There were also two large mausoleums of much newer construction than the city around us. Over the door of each were the names Emperor Victor Joseph Hippocrates the First, and Emperor Victor Joseph Hippocrates the Second. The Emperor turned to me and smiled. “A ruse, of course. It’s always been me throughout the years, as I’m sure you’ve now guessed. I travel back and forward through time setting plans in motion to create this Eden you have been enjoying. Much like yourselves!” he added with a smile.
“Eden!” Calgori growled under his furrowed brow, but the Emperor either did not hear or chose to ignore him.
“I didn’t want my people to think me some strange immortal creature,” the Emperor continued. “So I have faked my death several times, and posed as my own son and now grandson as needed. I chose this city because it has been unchanged since the Thirteenth Century. If you wanted to make your home in a place that would never change, no matter what time you traveled to, this is an excellent spot. Very clever of me,” he said with a sparkle which was meant that he wanted us to know he was joking when he patted himself on the back.
“I had furniture constructed of the highest, most long lasting quality and placed it here long ago.

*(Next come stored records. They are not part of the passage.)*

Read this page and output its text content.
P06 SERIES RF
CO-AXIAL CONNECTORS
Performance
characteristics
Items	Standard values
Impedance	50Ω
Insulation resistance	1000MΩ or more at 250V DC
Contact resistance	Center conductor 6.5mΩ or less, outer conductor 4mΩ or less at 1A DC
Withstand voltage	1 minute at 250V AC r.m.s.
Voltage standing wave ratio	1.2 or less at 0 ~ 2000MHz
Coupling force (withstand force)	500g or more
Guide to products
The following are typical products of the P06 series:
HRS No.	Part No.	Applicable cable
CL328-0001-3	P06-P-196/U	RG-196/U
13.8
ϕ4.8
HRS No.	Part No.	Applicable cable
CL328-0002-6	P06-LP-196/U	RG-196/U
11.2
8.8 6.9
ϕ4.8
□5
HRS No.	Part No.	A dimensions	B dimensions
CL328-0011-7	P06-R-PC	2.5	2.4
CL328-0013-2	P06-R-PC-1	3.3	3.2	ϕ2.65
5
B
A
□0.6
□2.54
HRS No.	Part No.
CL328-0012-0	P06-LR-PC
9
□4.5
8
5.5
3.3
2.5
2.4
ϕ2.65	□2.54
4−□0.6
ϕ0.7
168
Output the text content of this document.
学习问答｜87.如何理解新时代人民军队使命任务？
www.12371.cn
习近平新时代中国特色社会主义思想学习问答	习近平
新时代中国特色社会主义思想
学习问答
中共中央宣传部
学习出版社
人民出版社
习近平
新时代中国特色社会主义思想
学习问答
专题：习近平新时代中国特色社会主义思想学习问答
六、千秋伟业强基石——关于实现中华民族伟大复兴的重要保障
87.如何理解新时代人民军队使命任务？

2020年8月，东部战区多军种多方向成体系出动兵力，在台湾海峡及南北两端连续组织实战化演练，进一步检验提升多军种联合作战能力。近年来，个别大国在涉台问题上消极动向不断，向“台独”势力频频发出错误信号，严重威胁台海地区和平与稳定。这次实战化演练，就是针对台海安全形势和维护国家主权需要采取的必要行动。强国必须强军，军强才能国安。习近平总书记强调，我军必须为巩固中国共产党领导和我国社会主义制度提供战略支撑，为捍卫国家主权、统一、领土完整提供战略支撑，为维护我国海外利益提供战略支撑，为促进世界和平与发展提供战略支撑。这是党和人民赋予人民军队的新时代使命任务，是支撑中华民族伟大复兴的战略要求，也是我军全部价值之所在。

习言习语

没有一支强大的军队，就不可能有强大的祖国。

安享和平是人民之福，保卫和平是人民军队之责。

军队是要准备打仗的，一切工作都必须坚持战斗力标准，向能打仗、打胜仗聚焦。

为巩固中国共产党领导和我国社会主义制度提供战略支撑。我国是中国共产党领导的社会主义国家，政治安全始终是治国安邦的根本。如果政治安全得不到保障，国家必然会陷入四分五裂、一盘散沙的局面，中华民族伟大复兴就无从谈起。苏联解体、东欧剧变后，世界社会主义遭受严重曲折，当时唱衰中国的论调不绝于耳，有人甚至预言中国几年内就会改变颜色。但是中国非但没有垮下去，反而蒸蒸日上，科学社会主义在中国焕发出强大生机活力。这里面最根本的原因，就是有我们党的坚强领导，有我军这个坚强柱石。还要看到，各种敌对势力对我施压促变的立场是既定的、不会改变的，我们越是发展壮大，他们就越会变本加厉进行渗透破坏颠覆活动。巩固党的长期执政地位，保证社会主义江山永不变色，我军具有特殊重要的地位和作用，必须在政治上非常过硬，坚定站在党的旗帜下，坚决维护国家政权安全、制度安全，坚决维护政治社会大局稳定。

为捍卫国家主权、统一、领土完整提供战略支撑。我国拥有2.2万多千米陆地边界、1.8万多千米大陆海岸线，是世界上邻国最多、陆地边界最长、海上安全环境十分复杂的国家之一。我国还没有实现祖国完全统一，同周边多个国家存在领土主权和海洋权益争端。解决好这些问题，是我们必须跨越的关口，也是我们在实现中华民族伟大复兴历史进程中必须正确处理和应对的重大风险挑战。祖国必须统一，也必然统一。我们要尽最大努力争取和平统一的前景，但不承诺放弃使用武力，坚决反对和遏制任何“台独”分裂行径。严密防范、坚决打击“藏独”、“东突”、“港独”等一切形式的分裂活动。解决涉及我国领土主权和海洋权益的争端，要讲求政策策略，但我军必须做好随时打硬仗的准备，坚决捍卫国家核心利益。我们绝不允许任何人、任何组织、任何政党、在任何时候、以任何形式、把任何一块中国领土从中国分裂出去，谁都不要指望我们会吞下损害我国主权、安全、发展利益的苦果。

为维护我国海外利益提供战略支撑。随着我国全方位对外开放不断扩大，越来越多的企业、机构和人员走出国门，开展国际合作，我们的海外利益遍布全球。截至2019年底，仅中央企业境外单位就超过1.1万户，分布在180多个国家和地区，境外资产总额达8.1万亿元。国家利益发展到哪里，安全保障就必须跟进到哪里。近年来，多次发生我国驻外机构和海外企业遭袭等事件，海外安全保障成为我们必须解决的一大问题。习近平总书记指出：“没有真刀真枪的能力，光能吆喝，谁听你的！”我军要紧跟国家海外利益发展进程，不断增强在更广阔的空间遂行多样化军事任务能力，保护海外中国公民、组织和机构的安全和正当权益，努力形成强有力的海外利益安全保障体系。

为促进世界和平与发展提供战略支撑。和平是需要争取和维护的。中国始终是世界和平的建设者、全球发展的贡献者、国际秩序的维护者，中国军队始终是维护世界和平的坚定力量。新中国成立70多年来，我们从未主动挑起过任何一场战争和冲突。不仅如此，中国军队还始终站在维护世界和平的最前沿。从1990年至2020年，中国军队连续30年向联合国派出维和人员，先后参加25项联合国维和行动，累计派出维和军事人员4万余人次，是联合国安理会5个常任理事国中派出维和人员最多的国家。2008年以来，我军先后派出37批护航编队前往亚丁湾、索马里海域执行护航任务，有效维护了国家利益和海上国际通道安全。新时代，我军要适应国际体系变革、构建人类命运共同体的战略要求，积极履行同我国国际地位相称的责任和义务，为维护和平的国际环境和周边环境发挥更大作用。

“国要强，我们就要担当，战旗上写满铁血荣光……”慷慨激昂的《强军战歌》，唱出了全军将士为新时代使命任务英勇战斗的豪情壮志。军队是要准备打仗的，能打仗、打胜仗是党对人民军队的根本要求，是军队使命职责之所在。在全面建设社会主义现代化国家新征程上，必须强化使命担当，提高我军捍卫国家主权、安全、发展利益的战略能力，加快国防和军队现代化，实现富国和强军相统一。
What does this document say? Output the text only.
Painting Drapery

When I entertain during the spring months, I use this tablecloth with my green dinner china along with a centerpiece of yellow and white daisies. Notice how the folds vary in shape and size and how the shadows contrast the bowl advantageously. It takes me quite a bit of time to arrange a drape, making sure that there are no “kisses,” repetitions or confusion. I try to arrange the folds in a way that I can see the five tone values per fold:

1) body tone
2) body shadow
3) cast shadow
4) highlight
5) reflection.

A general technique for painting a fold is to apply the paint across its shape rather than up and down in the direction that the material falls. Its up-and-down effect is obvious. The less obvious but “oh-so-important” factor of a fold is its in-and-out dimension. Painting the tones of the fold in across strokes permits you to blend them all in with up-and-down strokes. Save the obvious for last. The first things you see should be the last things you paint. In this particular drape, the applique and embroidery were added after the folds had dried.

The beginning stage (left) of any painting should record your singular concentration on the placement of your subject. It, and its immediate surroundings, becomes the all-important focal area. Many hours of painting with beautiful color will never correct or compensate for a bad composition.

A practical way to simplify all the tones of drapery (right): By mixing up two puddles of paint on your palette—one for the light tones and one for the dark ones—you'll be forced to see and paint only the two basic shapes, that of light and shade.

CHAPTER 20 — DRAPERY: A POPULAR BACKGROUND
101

Now my rooms stay nearly unchanged no matter what time I travel to!” He grinned smugly. “Of course, if you travel too far back in time you have to deal with the city’s previous occupants, as I once learned. Not a pretty bunch, those Mayans, I barely survived the meeting. Still, it gives me nearly a thousand years to work with, and believe me you can accomplish a lot with
a thousand years of non-linear time to play back and forth in. I have staff in most eras of the last few centuries, and they await my appearance to take my commands and execute them.”
As we walked, the palace and the sea were to our right, and to our left I could see a massive and gorgeously adorned hot air balloon being inflated. The gondola was sitting on a pedestal between topiaries, and attached to it was one of the glass orbs from the Ophelia’s Chrononautilus! On the side of the gondola was an anchor and spool. This was obviously how the Emperor managed his time travel, he’d go up in the balloon, jump through time, drop anchor and descend to nearly the same location but in a new era.
Soon the grass ended, and we stepped onto beautiful white powdered sand. Waves gently rolled onto the beach, and sleepily slipped back into the vast blue sea. In the middle of the sand was a tent of luxuriously ornate fabric, with decorative posts, golden ropes, and flags depicting the symbol of a deer eating a growing leaf. The sides of this tent were tapestries, and the scenes on them ranged from wildlife to what might have been illustrations from the Kama Sutra’s more advanced pages.
The Emperor turned back to us with a sly grin. “This will be a pleasure for us both! Allow me to introduce you to my wives!” We came around to the front of the tent, which was open to the sea. Inside was dark, but we could see silhouetted on the translucent cloth walls a huge bed on which were the almost pornographically shapely silhouettes of two women. They embraced and were kneeling on the bed between numerous tasseled pillows, kissing. When they noticed us, one of them leaped from the bed and ran to the Emperor. She was more flawless than a fashion model in her barely existent bikini and terra-cotta tanned skin. She looked at the Emperor doe-eyed, threw her arms around him and kissed him deeply.